In reality, however, it's setting us all up for failure.

Before the CDC stepped in, women were already buckling under the stress of trying to produce enough milk while attached to a whirring machine instead of a cooing baby. We were already well aware of how we should be cleaning our pumping kits while creating socially accepted workarounds (using individually packaged quick-clean wipes for when you're on the go, sticking pump parts in the fridge between uses so you don't have to meticulously clean them every. single. time . . .) to get by.

Consider those of us who work. There's a lot of us — 62 percent of women with children under the age of 3 are employed outside the home — and this news is making the already arduous process of pumping even more precarious. Never mind the near-impossible task of maintaining a sustainable milk supply while trying to find consistent half-hour, thrice-daily breaks to pump amid meetings and deadlines. Now these guidelines are all but mandating that we do so in the most sterile of circumstances.

Seeing how only 35 percent of US employers report having an onsite lactation room, working mothers are in actuality cleaning their pump parts in office kitchens, and they're storing their milk bags in shared, rarely cleaned refrigerators. Their tubing and flanges and valves are quickly packed up, rarely being left to air-dry thoroughly ("Do not use a dish towel to rub or pat items dry!" the guidelines warn). To follow the CDC's protocol, however, would mean leaving them on a paper towel atop the cramped 50-person break room counter to slowly air-dry, right next to the communal coffee maker.
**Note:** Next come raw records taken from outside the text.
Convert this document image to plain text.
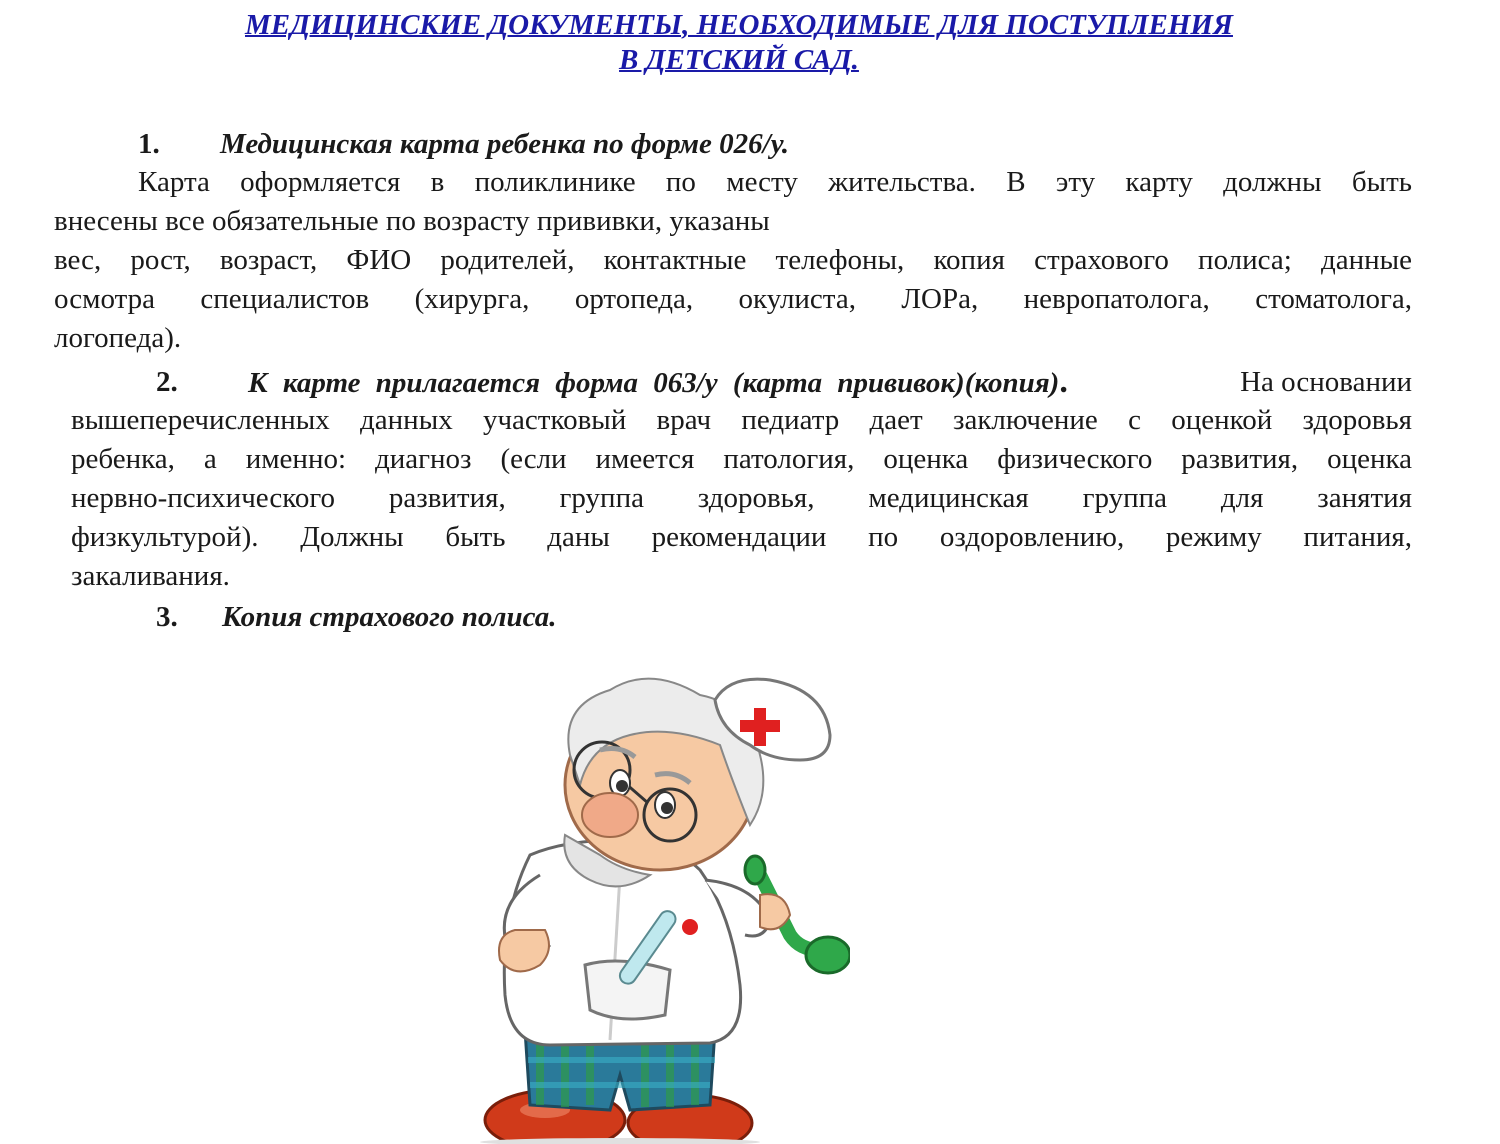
МЕДИЦИНСКИЕ ДОКУМЕНТЫ, НЕОБХОДИМЫЕ ДЛЯ ПОСТУПЛЕНИЯ
В ДЕТСКИЙ САД.
1. Медицинская карта ребенка по форме 026/у.
Карта оформляется в поликлинике по месту жительства. В эту карту должны быть
внесены все обязательные по возрасту прививки, указаны
вес, рост, возраст, ФИО родителей, контактные телефоны, копия страхового полиса; данные
осмотра специалистов (хирурга, ортопеда, окулиста, ЛОРа, невропатолога, стоматолога,
логопеда).
2. К карте прилагается форма 063/у (карта прививок)(копия).	На основании
вышеперечисленных данных участковый врач педиатр дает заключение с оценкой здоровья
ребенка, а именно: диагноз (если имеется патология, оценка физического развития, оценка
нервно-психического развития, группа здоровья, медицинская группа для занятия
физкультурой). Должны быть даны рекомендации по оздоровлению, режиму питания,
закаливания.
3. Копия страхового полиса.
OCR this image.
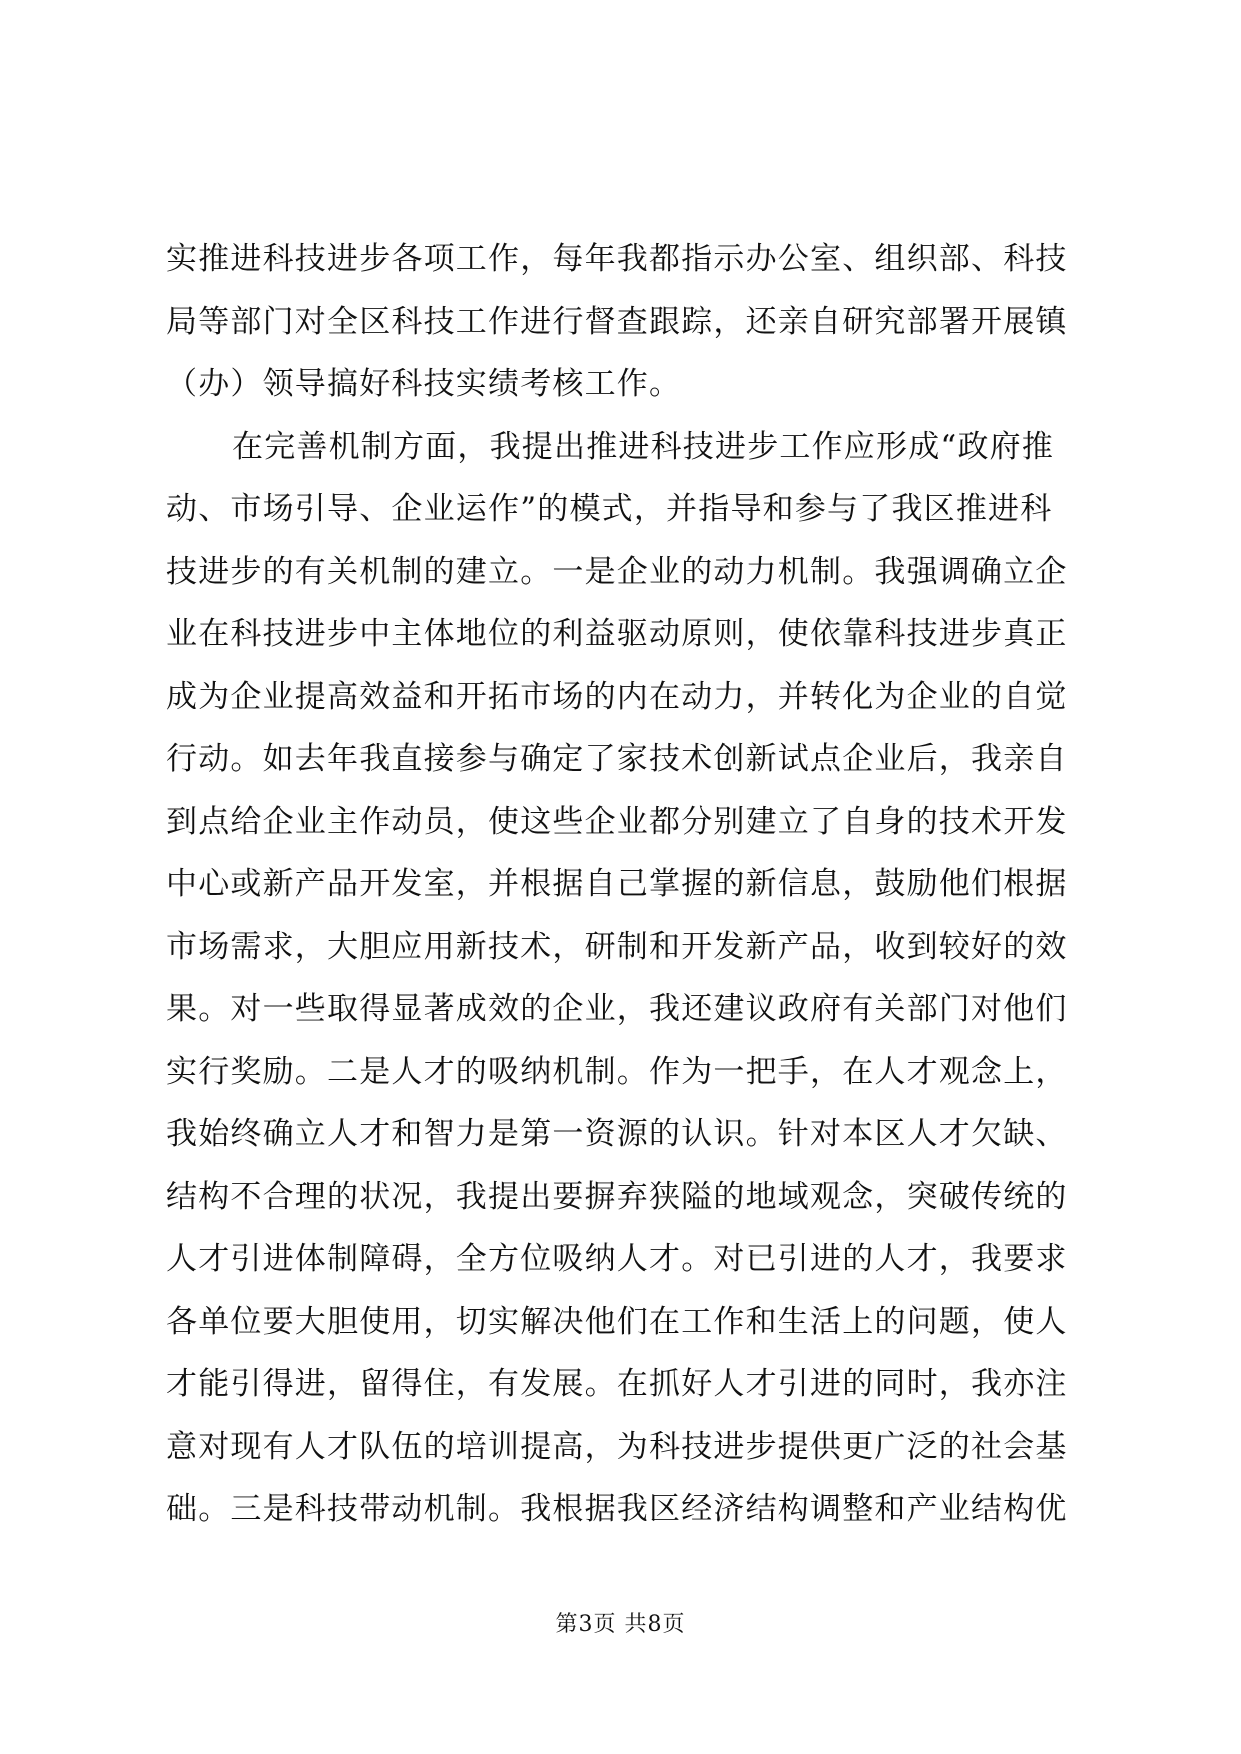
实推进科技进步各项工作，每年我都指示办公室、组织部、科技
局等部门对全区科技工作进行督查跟踪，还亲自研究部署开展镇
（办）领导搞好科技实绩考核工作。
在完善机制方面，我提出推进科技进步工作应形成“政府推
动、市场引导、企业运作”的模式，并指导和参与了我区推进科
技进步的有关机制的建立。一是企业的动力机制。我强调确立企
业在科技进步中主体地位的利益驱动原则，使依靠科技进步真正
成为企业提高效益和开拓市场的内在动力，并转化为企业的自觉
行动。如去年我直接参与确定了家技术创新试点企业后，我亲自
到点给企业主作动员，使这些企业都分别建立了自身的技术开发
中心或新产品开发室，并根据自己掌握的新信息，鼓励他们根据
市场需求，大胆应用新技术，研制和开发新产品，收到较好的效
果。对一些取得显著成效的企业，我还建议政府有关部门对他们
实行奖励。二是人才的吸纳机制。作为一把手，在人才观念上，
我始终确立人才和智力是第一资源的认识。针对本区人才欠缺、
结构不合理的状况，我提出要摒弃狭隘的地域观念，突破传统的
人才引进体制障碍，全方位吸纳人才。对已引进的人才，我要求
各单位要大胆使用，切实解决他们在工作和生活上的问题，使人
才能引得进，留得住，有发展。在抓好人才引进的同时，我亦注
意对现有人才队伍的培训提高，为科技进步提供更广泛的社会基
础。三是科技带动机制。我根据我区经济结构调整和产业结构优
第3页 共8页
These new guidelines might seem helpful. They might be shared among mommy Facebook groups with the best of motives. But make no mistake that they are yet another nail in the coffin for the breastfed baby. That well-intentioned PDF is another roadblock to prevent women, particularly working women, from achieving their breastfeeding goals. It's fearmongering of the worst kind, because it preys on the anxious novice mother who would rather quit pumping altogether than do it wrong, the mom who only wants to keep her baby safe and healthy.

We keep forgetting that breastfeeding does that.

It's fearmongering of the worst kind, because it preys on the anxious novice mother who only wants to keep her baby safe and healthy.

The American Academy of Pediatrics recommends babies be exclusively breastfed the first six months of life and should continue to breastfeed for a year, and the World Health Organization recommends continued breastfeeding up to (and beyond) two years of life. Yet only about 36 percent of infants from birth to 6 months are exclusively breastfed worldwide.

That means one in three babies aren't meeting the most basic feeding standard set by the world's leading health organizations.

Isn't that the bigger issue?

Yes, a baby died. And it's truly heart-wrenching to think about. That baby girl was born premature, at roughly 29 weeks. The Cronobacter infection – which is so rare that the CDC only hears about four to six cases a year — took hold when she was only 3 weeks old. For an otherwise healthy full-term baby, it likely wouldn't have been fatal, but this preterm newborn had a weakened immune system.

This tragic incident was anything but typical.

Yes, the bacteria came from a breast pump, but because infections in infants have repeatedly been linked to powdered formula, Bowen admitted that the investigators themselves didn't even come to that conclusion immediately.

It's so incredibly unlikely this would happen to a mother who does a solidly decent job cleaning her breast pump. It's near impossible it'd happen to you, to your baby.

In an interview about the new guidelines, Bowen said: "Breastfeeding is really one of the best things that a mother can do for her baby's health and development and we applaud mothers for pumping when the baby isn't able to directly breastfeed."

We need to stop simply applauding mothers. And we most definitely need to stop creating barriers to what is quickly becoming an impossible feat for them to achieve.